The Chargers interviewed Ravens’ Director of Player Personnel Joe Hortiz for their general manager vacancy on Saturday.
Hortiz, 48, has been in Baltimore since 1998. He’s played pivotal roles in college scouting and the Ravens’ draft process. Hortiz was originally a scout who was promoted to Baltimore’s Director of College Scouting in 2009. 10 years later, in 2019, he earned the promotion to his current title of Director of Player Personnel.
The legacy of Baltimore over the past two decades needs no further explanation. Under Ozzie Newsome, the Ravens have consistently dominated the draft in constructing several playoff and Super Bowl teams. Eric DeCosta was promoted to general manager following Newsome’s retirement. Hortiz has remained a constant in Baltimore as he potentially waits for his own opportunity elsewhere to become a GM.
Hortiz also has coaching experience, albeit brief. He was a graduate assistant at Auburn for three years under then-head coach Terry Bowden.

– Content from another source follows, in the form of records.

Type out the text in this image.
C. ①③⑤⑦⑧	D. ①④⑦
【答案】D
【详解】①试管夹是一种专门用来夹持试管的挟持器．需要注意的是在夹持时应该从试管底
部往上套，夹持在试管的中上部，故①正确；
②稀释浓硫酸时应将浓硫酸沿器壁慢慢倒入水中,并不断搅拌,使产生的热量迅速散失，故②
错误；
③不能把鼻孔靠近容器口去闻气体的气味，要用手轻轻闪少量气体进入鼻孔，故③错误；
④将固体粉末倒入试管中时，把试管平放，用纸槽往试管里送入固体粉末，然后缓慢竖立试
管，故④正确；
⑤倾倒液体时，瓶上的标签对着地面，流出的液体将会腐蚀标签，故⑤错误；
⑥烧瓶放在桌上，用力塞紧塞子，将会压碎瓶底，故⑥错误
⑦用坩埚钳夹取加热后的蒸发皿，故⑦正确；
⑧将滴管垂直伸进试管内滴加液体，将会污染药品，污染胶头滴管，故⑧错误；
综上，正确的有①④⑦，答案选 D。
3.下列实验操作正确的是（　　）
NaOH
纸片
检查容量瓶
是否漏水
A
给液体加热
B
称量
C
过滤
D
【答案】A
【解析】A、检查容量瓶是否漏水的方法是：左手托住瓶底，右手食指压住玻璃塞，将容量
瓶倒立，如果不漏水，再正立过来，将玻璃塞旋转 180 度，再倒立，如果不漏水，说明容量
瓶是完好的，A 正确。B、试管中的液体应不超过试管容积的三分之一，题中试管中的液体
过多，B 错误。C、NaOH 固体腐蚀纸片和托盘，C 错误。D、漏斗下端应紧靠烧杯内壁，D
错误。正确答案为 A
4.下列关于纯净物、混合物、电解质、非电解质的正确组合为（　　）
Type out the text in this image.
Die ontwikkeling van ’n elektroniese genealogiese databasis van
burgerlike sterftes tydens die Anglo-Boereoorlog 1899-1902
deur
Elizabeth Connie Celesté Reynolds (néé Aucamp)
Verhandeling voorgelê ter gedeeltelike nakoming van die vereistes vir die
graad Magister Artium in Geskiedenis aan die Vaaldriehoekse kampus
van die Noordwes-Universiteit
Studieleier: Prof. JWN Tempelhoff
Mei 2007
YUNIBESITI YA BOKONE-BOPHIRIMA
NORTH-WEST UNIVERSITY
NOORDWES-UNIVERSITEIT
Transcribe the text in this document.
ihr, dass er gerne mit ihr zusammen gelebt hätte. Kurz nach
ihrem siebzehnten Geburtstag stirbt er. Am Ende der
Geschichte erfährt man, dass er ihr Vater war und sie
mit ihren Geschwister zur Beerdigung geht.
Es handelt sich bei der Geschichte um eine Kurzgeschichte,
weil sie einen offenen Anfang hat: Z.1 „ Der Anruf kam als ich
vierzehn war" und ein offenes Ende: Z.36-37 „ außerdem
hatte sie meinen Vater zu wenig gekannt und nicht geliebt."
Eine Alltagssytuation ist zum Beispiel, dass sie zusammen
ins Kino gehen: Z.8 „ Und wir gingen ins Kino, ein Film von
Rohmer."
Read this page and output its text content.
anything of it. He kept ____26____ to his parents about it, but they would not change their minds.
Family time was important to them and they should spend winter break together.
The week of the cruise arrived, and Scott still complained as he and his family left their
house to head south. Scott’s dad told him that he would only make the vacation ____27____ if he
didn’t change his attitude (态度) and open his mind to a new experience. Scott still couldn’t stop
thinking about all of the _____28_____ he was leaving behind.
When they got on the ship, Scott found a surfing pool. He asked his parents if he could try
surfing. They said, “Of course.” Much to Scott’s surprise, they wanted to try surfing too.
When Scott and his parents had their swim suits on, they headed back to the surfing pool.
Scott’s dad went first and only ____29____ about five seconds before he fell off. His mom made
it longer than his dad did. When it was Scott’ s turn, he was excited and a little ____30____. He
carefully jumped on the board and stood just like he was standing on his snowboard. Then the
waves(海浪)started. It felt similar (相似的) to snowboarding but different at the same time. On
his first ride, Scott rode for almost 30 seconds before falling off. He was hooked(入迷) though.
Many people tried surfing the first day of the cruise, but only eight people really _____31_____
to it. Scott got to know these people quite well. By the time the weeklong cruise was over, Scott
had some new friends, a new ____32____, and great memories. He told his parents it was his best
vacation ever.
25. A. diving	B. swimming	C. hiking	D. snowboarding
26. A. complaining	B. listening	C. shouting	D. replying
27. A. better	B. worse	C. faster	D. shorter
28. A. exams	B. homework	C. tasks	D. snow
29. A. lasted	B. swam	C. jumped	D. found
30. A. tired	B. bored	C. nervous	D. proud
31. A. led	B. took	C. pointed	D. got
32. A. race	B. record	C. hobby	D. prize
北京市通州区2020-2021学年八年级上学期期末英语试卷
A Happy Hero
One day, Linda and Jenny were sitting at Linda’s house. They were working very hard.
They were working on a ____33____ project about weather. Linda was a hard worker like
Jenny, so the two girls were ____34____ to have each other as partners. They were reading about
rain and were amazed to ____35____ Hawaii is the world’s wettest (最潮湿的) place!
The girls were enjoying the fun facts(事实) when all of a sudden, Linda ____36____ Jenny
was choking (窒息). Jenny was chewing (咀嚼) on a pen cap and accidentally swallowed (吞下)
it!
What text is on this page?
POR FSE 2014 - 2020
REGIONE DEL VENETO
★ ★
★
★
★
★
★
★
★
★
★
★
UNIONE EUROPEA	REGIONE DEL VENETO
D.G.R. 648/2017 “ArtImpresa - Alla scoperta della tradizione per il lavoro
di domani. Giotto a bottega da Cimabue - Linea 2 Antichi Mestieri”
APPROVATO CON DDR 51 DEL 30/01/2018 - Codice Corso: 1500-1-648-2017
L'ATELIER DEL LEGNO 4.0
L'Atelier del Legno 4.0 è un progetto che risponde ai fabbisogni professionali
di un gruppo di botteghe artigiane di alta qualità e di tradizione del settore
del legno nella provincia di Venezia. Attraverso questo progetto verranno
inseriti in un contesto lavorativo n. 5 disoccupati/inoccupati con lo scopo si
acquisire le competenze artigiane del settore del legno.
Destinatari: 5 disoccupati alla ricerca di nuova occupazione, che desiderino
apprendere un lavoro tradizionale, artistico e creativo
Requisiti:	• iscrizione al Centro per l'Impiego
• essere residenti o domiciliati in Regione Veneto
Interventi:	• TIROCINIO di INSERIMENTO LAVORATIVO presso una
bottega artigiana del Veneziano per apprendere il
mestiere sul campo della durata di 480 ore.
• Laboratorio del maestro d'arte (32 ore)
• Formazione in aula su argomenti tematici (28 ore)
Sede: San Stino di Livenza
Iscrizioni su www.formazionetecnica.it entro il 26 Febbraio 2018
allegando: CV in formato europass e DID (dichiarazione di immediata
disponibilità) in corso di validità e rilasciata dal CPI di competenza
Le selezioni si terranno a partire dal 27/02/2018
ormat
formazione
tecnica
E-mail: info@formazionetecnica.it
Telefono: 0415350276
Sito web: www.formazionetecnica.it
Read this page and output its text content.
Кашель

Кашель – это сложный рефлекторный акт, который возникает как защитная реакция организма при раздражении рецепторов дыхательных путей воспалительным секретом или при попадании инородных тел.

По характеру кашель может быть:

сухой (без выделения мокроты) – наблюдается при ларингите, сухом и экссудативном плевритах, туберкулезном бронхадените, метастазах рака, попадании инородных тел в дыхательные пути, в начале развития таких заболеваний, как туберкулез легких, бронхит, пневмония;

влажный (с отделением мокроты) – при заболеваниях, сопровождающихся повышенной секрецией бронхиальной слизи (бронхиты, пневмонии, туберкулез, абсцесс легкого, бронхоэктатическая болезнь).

Hortiz’s biggest asset is his decades of college and scouting and draft experience. Baltimore has consistently been a draft enigma in their team construction. Whether it’s slithering up the board or meticulously accumulating capital by trading down, April is where the Ravens are truly built. They also pursue free agency and other team-building moves, of course, but Baltimore hasn’t existed in their current form over the last two decades without success in the spring’s primetime event.
LA also needs a vision of team management that is flexible in approach. Tom Telesco’s hesitance to trade back in the draft has the Chargers generally having fewer draft assets outside of years where they earned compensatory picks. For a team about to enter some version of “cap hell,” more swings at the bat under a GM with Hortiz’s vision and experience could be massive.